In: Finance
Strategy 1 : Borrow $1m for 3 years at a fixed interest rate.
Risk :- Risk of Interest rate falling for 3 years at a time.
Benefit :- Fixed obligation and no chance of any extra payment in form of interest.
Strategy 2 : Borrow $1m for 3 years at a floating rate LIBOR +2% to be reset annually.
Risk :- Risk of rise in LIBOR at variation in interset payment and further fixation of LIBOR for a year where LIBOR rate can change for numerous time.
Benefit :- Benefit from reduction in interset rate and also fixation of interest amount of a year.
Strategy 3 :- Borrow $1m for one year at a fixed rate then renew credit annually.
Risk : Rate of interest rate falling for a year.
Benefit : Fixed rate of interest can be changed after a year depending upon the scenario prevaling.
Strategy 4 :-Borrow $1m for one year at a floating rate LIBOR+2% then renew credit annually
Risk :- Risk of variation in interset rate for a year.
Benefit :- Benefit of reduction in interst rate and further it can be changed after a year.

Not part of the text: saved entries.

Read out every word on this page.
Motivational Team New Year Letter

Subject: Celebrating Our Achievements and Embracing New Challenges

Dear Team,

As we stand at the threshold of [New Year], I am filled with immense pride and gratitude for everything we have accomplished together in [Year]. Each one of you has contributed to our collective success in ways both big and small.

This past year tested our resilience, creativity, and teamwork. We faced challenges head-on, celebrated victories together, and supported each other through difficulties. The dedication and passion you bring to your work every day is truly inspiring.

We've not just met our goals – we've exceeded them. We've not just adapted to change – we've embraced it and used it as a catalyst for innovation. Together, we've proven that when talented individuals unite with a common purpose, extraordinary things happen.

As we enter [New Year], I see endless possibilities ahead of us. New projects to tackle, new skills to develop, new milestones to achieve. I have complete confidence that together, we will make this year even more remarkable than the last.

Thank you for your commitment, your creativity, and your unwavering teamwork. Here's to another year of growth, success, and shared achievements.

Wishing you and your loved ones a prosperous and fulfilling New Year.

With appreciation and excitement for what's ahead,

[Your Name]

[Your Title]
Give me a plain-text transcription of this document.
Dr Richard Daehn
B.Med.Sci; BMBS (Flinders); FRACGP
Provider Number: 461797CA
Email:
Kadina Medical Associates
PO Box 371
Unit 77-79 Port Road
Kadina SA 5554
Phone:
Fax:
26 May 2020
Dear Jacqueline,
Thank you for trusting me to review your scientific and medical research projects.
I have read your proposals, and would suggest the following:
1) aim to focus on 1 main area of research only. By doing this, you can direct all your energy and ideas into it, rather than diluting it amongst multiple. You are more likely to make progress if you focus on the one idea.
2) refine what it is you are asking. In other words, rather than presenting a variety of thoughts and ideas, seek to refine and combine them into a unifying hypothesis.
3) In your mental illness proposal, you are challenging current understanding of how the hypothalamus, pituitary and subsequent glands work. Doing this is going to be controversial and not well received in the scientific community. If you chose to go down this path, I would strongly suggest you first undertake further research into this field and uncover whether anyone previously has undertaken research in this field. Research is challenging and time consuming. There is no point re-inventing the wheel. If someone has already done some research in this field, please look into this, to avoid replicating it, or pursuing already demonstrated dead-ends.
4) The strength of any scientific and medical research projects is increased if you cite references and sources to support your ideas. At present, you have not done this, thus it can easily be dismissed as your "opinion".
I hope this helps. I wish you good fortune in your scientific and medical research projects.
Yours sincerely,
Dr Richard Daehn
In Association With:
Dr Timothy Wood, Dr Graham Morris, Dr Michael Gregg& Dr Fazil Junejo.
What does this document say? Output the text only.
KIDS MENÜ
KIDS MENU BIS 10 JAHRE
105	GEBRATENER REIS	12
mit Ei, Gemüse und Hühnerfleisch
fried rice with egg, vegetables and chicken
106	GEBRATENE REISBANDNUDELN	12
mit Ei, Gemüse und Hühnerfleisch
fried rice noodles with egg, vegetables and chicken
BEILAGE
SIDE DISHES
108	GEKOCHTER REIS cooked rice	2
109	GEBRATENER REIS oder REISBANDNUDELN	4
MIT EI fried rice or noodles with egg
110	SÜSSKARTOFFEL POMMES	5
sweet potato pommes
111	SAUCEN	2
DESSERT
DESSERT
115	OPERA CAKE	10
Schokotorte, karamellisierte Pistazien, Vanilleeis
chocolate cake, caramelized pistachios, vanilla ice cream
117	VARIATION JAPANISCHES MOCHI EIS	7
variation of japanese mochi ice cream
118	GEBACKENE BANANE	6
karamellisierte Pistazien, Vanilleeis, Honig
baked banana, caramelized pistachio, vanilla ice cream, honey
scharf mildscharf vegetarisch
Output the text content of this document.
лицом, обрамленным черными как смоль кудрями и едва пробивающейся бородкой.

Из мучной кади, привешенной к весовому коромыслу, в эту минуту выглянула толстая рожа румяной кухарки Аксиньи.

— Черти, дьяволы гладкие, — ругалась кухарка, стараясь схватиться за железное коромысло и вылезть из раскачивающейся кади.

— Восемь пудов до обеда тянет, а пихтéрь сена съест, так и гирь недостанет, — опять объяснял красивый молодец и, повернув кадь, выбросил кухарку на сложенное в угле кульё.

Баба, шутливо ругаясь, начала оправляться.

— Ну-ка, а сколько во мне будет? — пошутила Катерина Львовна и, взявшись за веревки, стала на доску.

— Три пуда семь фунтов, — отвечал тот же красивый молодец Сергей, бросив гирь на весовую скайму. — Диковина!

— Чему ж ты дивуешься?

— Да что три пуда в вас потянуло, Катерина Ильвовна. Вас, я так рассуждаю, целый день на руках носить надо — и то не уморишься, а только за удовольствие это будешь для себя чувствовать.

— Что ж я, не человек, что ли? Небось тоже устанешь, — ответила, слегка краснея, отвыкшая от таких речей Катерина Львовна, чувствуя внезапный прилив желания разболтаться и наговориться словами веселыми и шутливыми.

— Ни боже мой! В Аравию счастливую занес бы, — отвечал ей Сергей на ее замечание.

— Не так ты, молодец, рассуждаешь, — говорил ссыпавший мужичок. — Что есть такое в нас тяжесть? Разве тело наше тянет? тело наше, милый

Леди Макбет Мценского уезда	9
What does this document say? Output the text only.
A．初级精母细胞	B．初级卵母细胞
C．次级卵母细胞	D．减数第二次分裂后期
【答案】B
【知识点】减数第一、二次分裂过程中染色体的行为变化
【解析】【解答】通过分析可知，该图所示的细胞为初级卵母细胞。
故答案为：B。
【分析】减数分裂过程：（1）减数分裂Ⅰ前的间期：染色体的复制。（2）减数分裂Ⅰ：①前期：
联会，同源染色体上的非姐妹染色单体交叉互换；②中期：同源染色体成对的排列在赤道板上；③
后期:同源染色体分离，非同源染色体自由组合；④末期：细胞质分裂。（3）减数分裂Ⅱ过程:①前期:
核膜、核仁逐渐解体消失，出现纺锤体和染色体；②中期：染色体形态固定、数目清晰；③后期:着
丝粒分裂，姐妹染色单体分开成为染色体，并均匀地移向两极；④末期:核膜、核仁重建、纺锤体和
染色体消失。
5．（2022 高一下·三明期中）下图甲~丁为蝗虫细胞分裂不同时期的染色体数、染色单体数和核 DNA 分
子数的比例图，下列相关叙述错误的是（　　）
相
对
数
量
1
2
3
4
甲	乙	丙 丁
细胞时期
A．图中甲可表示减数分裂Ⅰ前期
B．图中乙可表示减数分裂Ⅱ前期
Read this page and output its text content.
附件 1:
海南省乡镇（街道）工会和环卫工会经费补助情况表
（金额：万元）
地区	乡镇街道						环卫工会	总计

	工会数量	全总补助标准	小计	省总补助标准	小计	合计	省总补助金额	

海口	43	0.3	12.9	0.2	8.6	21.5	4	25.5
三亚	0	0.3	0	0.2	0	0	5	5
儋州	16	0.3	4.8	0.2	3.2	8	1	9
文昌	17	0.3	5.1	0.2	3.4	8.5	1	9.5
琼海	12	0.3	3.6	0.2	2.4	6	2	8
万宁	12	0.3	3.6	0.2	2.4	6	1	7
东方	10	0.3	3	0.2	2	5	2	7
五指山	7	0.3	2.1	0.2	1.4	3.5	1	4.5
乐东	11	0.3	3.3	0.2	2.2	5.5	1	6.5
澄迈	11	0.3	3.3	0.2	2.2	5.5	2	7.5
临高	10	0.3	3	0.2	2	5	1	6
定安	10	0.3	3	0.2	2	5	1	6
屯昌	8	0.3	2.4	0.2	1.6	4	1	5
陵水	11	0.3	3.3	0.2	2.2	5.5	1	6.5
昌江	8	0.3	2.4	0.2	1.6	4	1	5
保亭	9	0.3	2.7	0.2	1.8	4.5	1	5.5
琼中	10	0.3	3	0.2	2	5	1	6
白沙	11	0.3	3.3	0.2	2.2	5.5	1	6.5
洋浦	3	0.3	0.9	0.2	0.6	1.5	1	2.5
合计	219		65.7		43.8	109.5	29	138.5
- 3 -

I will recommend strategy 4 and my reasoning is Fixation of LIBOR rate + 2% for a company is beneficial as in that case company has the option to take any other strategy after one year.Further in case of fixed rate inte is quite higher in comparison to floating rate as rate is fixed by considering the worst secanio not the best scenario so if there is any fluctuations in LIBROR rate then it will not exceed the fixed rate except in the case of any exceptional scenario.So strategy 4 is good option to opt for.